Pour les lecteurs de Solutions Numériques, Florence Chafiol (Associée) et Roxane Blanc-Dubois (Collaboratrice senior) du Cabinet d’avocats August Debouzy reviennent sur la décision de la chambre sociale de la Cour de cassation en date du 25 novembre 2020.

Roxane Blanc-Dubois
Florence Chafiol

 

 

 

 

 

 

 

  • Le statut de l’adresse IP confirmé par la chambre sociale de la Cour de cassation

Rappelons qu’une donnée personnelle est une donnée se rapportant à une personne physique identifiée ou identifiable (directement ou indirectement, notamment par référence à un numéro d’identification).

La chambre sociale de la Cour de cassation vient de juger, par un arrêt en date du 25 novembre 2020, que « les adresses IP, qui permettent d’identifier indirectement une personne physique, sont des données à caractère personnel, au sens de loi (Informatique et Libertés) ».

La question de savoir si une adresse IP est une donnée personnelle semble ainsi refaire surface alors pourtant que cette solution avait, par le passé, déjà été adoptée en 2016 par la chambre civile de la Cour de cassation[1]. A l’époque, la chambre civile mettait fin à un long débat portant sur la question de savoir si l’adresse IP était ou non une donnée à caractère personnel. Elle suivait ainsi la position de la CNIL qui avait depuis longtemps tranché la question en décrétant, au mépris des nombreuses critiques de l’époque, qu’une adresse IP devait être considérée comme une donnée personnelle.

La CNIL avait depuis longtemps tranché la question en décrétant qu’une adresse IP devait être considérée comme une donnée personnelle.

Cet arrêt de la chambre civile de 2016 s’inscrivait également dans la lignée d’un arrêt rendu la même année, quelques jours auparavant[2], par la Cour de justice de l’Union Européenne (« CJUE »).  L’arrêt de la CJUE avait toutefois le mérite de (i) distinguer entre les adresses IP « fixes » (invariables et qui permettent l’identification permanente du dispositif connecté au réseau) et « dynamiques » (une adresse qui change à l’occasion de chaque nouvelle connexion à Internet) et de (ii) préciser en quoi une adresse IP dynamique était une donnée personnelle au sens de la réglementation alors applicable.

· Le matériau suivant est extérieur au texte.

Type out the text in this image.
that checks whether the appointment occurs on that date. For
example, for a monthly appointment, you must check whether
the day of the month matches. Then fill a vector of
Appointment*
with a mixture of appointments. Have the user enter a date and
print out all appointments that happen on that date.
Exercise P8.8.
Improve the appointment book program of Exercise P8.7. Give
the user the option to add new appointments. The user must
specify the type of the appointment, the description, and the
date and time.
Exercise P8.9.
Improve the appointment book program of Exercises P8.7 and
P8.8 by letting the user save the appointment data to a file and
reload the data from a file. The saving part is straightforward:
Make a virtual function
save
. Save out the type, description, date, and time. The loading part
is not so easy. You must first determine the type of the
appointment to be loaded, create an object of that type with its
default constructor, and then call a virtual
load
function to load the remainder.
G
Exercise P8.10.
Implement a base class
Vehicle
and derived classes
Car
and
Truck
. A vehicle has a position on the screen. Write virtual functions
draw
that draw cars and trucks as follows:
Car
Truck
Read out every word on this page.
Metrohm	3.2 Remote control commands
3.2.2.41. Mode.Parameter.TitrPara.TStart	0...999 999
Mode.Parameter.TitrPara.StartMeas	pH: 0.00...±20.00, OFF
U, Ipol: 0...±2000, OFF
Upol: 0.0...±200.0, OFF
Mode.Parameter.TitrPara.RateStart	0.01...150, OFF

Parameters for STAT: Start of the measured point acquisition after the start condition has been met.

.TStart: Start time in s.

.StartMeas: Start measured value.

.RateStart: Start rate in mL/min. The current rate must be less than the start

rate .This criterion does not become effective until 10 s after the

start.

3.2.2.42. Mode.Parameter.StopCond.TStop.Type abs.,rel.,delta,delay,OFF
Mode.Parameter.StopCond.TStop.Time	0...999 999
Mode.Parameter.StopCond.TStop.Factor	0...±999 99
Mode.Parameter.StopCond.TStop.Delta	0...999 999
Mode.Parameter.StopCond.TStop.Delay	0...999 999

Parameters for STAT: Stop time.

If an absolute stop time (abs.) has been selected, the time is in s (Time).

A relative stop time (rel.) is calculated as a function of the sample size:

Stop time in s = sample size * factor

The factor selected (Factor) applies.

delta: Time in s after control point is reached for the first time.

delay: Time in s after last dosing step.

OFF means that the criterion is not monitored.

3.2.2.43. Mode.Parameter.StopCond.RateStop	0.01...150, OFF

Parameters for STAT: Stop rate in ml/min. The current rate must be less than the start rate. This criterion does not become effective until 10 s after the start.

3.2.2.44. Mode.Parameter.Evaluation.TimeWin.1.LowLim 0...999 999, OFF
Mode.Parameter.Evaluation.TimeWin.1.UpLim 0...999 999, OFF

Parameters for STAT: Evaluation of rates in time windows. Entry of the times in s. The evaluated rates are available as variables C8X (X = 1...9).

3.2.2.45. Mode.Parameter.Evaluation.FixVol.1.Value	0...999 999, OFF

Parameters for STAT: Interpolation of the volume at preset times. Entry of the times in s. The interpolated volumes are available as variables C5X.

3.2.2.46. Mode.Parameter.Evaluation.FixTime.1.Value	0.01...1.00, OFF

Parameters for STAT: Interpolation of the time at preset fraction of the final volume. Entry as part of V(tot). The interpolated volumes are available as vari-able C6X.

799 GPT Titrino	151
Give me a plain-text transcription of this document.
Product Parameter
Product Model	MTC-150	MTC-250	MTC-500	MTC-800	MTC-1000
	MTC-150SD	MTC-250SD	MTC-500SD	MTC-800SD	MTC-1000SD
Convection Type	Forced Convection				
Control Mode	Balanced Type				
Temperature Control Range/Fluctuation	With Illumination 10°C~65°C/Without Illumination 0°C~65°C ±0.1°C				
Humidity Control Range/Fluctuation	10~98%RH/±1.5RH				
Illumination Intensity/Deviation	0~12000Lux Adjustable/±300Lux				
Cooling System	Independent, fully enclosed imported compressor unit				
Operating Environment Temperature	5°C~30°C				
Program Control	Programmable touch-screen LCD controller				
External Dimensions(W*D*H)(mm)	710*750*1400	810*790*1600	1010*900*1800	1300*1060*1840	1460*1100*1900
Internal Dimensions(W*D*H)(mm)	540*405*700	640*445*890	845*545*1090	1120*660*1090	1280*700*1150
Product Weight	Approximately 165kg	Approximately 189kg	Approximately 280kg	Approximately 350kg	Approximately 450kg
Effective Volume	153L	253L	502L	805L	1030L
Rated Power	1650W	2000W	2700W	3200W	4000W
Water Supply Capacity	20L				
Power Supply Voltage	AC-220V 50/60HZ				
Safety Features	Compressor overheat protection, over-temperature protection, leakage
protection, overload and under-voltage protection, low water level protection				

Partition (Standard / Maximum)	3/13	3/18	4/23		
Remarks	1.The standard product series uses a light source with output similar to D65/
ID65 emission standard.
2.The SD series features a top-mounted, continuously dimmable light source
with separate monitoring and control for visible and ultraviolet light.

Dans le cas d’espèce soumis à la CJUE, l’adresse IP dynamique d’un utilisateur consultant un site Internet était conservée par l’exploitant dudit site lequel n’avait pas les informations complémentaires nécessaires pour identifier lui-même l’utilisateur (en cas de cyberattaque par exemple) : ces informations étaient entre les mains du fournisseur d’accès à Internet (« FAI ») de cet utilisateur (le FAI ayant la capacité de faire le lien entre l’abonné et l’adresse IP). La CJUE rappelle que pour savoir s’il s’agit, en l’espèce, d’une donnée personnelle, il convient de se demander si la personne est identifiable en considérant l’ensemble des moyens susceptibles d’être raisonnablement mis en œuvre soit par le responsable de traitement soit par une autre personne[3]. La CJUE considère que la possibilité pour l’exploitant de combiner l’adresse IP avec l’information détenue par le FAI (l’exploitant ayant la possibilité d’utiliser des moyens légaux, tels que la saisine d’un juge, pour obtenir de la part du FAI les données permettant l’identification de la personne) constitue un moyen susceptible d’être raisonnablement mis en œuvre par l’exploitant pour identifier la personne concernée.

La possibilité pour l’exploitant de combiner l’adresse IP avec l’information détenue par le FAI constitue un moyen susceptible d’être raisonnablement mis en œuvre par l’exploitant pour identifier la personne concernée.

A noter que l’ensemble des décisions précitées ont été rendues sous le visa de la réglementation applicable avant le Règlement général sur la protection des données (« RGPD ») puisque les faits concernés étaient antérieurs à celui-ci. Néanmoins, la même solution s’applique sous le RGPD, celui-ci faisant spécifiquement référence, en son considérant 30, aux adresses IP comme identifiants en ligne pouvant servir à identifier une personne.[4]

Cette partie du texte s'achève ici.